Leatherman predicted that under the new grading system, “you’ll probably be lucky to see 30 of them with A ratings.”

The department plans to make the report cards available to the public on its website at 11 a.m. today.

Damon Asbury, director of the Ohio School Boards Association, said the absence of an overall ranking may serve to free parents and educators to focus on the strengths and weaknesses of their schools under the new system.

“In some respects, not having an overall grade might help people look at the individual components more, to decide where it is we’re succeeding and where it is we should be doing better,” he said.

A-F report card legislation that Ohio passed last year required developing a letter scale for school districts, school buildings, community schools, STEM schools and college preparatory boarding schools. Performance criteria included elementary-grade literacy, student academic performance, graduation rates, college readiness and a host of other characteristics.

The letter grades replace the former five-tier rating system of categories: academic emergency, academic watch, continuous improvement, effective and excellent.

The extended rollout and delayed overall grades are intended to prevent schools from experiencing sudden drops in rankings as the state moves to a more rigorous evaluation system.

In an email this week to school administrators, state Superintendent Richard Ross said the state will be discouraging comparisons with the old rating system.

“In our communications about these new report cards, we will be emphasizing that these nine measures cannot and should not be averaged into a single grade for a school or district, and that we will wait until 2015 to issue component and overall district and building grades, once we phase in the remaining measures,” he wrote.

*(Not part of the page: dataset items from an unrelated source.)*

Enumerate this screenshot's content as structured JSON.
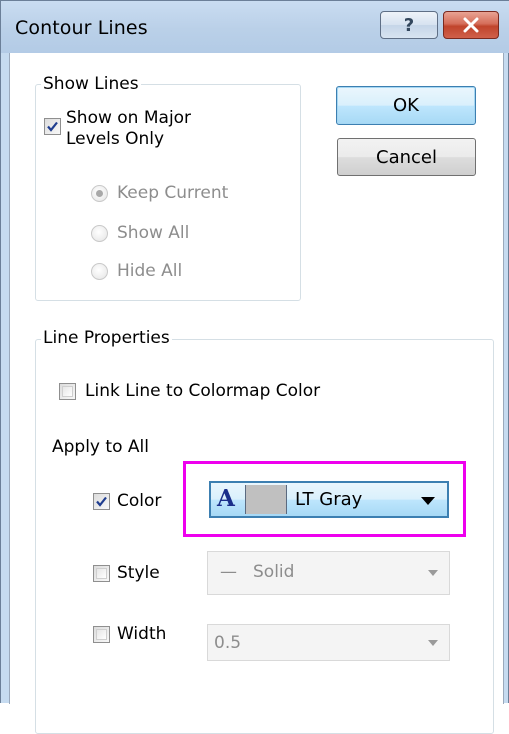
{
  "dialog": {
    "title": "Contour Lines",
    "help_label": "?"
  },
  "show_lines": {
    "group_label": "Show Lines",
    "major_only_line1": "Show on Major",
    "major_only_line2": "Levels Only",
    "major_only_checked": true,
    "radios": [
      {
        "label": "Keep Current",
        "selected": true
      },
      {
        "label": "Show All",
        "selected": false
      },
      {
        "label": "Hide All",
        "selected": false
      }
    ]
  },
  "buttons": {
    "ok": "OK",
    "cancel": "Cancel"
  },
  "line_properties": {
    "group_label": "Line Properties",
    "link_colormap_label": "Link Line to Colormap Color",
    "link_colormap_checked": false,
    "apply_all_label": "Apply to All",
    "color": {
      "label": "Color",
      "checked": true,
      "value": "LT Gray",
      "font_glyph": "A",
      "swatch": "#c0c0c0"
    },
    "style": {
      "label": "Style",
      "checked": false,
      "value": "Solid",
      "line_glyph": "—"
    },
    "width": {
      "label": "Width",
      "checked": false,
      "value": "0.5"
    }
  },
  "colors": {
    "highlight": "#ee00ee",
    "check": "#1f3d8f",
    "disabled_text": "#8d8d8d"
  }
}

Asbury said report cards are changing as underlying educational goals in the state are getting tougher. Earning a score of proficient, for example, will require getting an 80 percent rather than 75 percent, he said.

Michele Prater, a spokeswoman for the Ohio Education Association, said the state’s largest teachers’ union is remaining optimistic.

“While we anticipate that many schools will see poorer grades initially, we hope the new report cards are grounded in fair, reliable methodology based on valid, research-based indicators that are both informative and easily understood.”